The Bengaluru mass molestation on New Year’s Eve is not only a blot on the individuals who committed the untenable act, but it also stains the image of democratic India. Almost seven decades after independence, we are unable to provide an environment that gives liberty to women to roam around freely on the streets. Four years back, when the Nirbhaya gang rape took place, everyone thought that it would serve as a beginning where such crimes could be prevented. The public sentiments showcased the anguish amidst the youth in particular and people in general, against sexual harassment. Four years after the Nirbhaya incident, the situation remains the same, if not grimmer.
Whenever any such crime happens, we outrage for a limited number of days. The news channels run the sensational stories for some time and then, as you know, the public memory is short. People become oblivious to the incident. One fundamental point that emerges from all these incidents is that it puts light on what should be done.What should we as a society do in order to avoid such horrific crimes in the future? First and foremost, the fundamental solution is the rigorous enforcement of stern laws. Even though we have strict laws in our statute book, the point where we lose lies in its enforcement.
The police system which is responsible for the enforcement of the law is itself in dire need of reform. The lesser proportion of women in the police forces, lack of gender sensitisation amongst the police forces to deal with gender-related crimes, monumental shortage of police personnel are some of the very basic reasons which create problems in preventing gender-related crimes. In 2014, YKA ran a story on the gang rape of a 15-year-old mute girl which reflected the inability of the police to deal with crimes in a sensitive manner.
This, after all, is not only an onus on the police. The actual burden lies on the shoulders of our parliamentarians, who must debate the issue in Parliament and seek a reform in policing through the executive. But sadly, police reform has never been on the debate list of the Parliament. Even if the police is successfully able to understand the gravity of the crime, then the institution responsible for punishing the criminal is itself in dire need of reform. The time taking judicial process makes it difficult for the victim, especially if she hails from a poor background, to get justice quickly. If the perpetrator belongs to a bahubali family, there is often a chance of the victim’s family being intimidated by the goons, which ultimately leads to a compromise between the two parties. If the laws are to be implemented in letter and spirit, the institutional reforms in the judiciary and police become inevitable.
Other than the institutional reforms, there are certain behavioural changes that must be adopted in our societal functioning. Every time any such crime happens, the buck is often passed to the victim by the politicians. Some politicians even accuse the invasion of western culture for bringing such menace to our great Indian culture. But as they accuse western culture, they must also be reminded by someone that the model of democracy we adopted is also predominantly western and the reason why they enjoy powers and privileges is also because of the government system adopted from the west.

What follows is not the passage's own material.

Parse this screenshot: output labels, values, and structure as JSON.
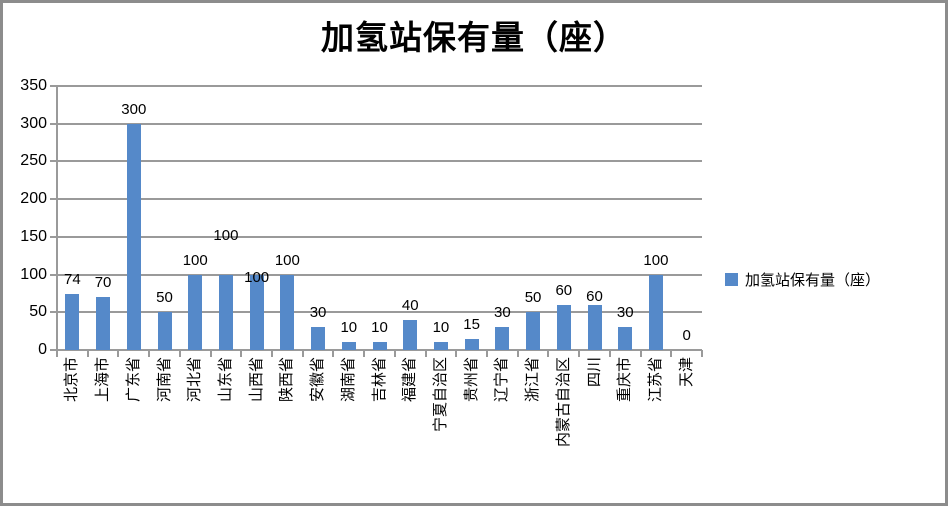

When the politicians entrusted with the responsibility of protecting the rights of citizens become moral police and condone such heinous acts, they not only belittle the intensity of such crimes but also embolden the courage of the perpetrators.
We, as responsible voters, should take a vow and ensure that these irresponsible ministers should not be allowed to become MPs/MLAs by our votes. The Bollywood fraternity should also realise that it also has a role in normalising the eve-teasing culture. Recently, All India Bakchod came out with a video that chided Bollywood in a very sarcastic manner for the sexism shown in the movies. The directors and actors must understand that there is a very thick line between flirting and eve-teasing and one must be cautious while endorsing an eve-teaser as a protagonist.
Lastly, and most importantly, we have to overcome the blunt discrimination against the girls in our day to day lives. Discrimination against them starts from their time of birth to their last breath. It creates a gender distortion in society and the boys perceive themselves as the protector, controller and guide of their female counterparts. This skewed discrimination must come to and end. This discrimination is also aggravated by the legitimacy the practices like polygamy, nikah halala, marital rape enjoy in our statute book. We have to enforce the teachings of great thinkers like Raja Ram Mohan Roy, Ishwar Chandra Vidyasagar, Jyotirao Phule in our society.
If we want our country to become a world power, we must acknowledge the problems and seek a solution for the same. Where every head is held high and no mind is without fear. Where people can dress how they like, eat whatever they choose to, roam wherever they want. We cannot push our evolution back to the era before stone age. I hope this grave incident arouses the conscience of our politicians and society and they spearhead a movement that gives respect and provides safety to women and girls.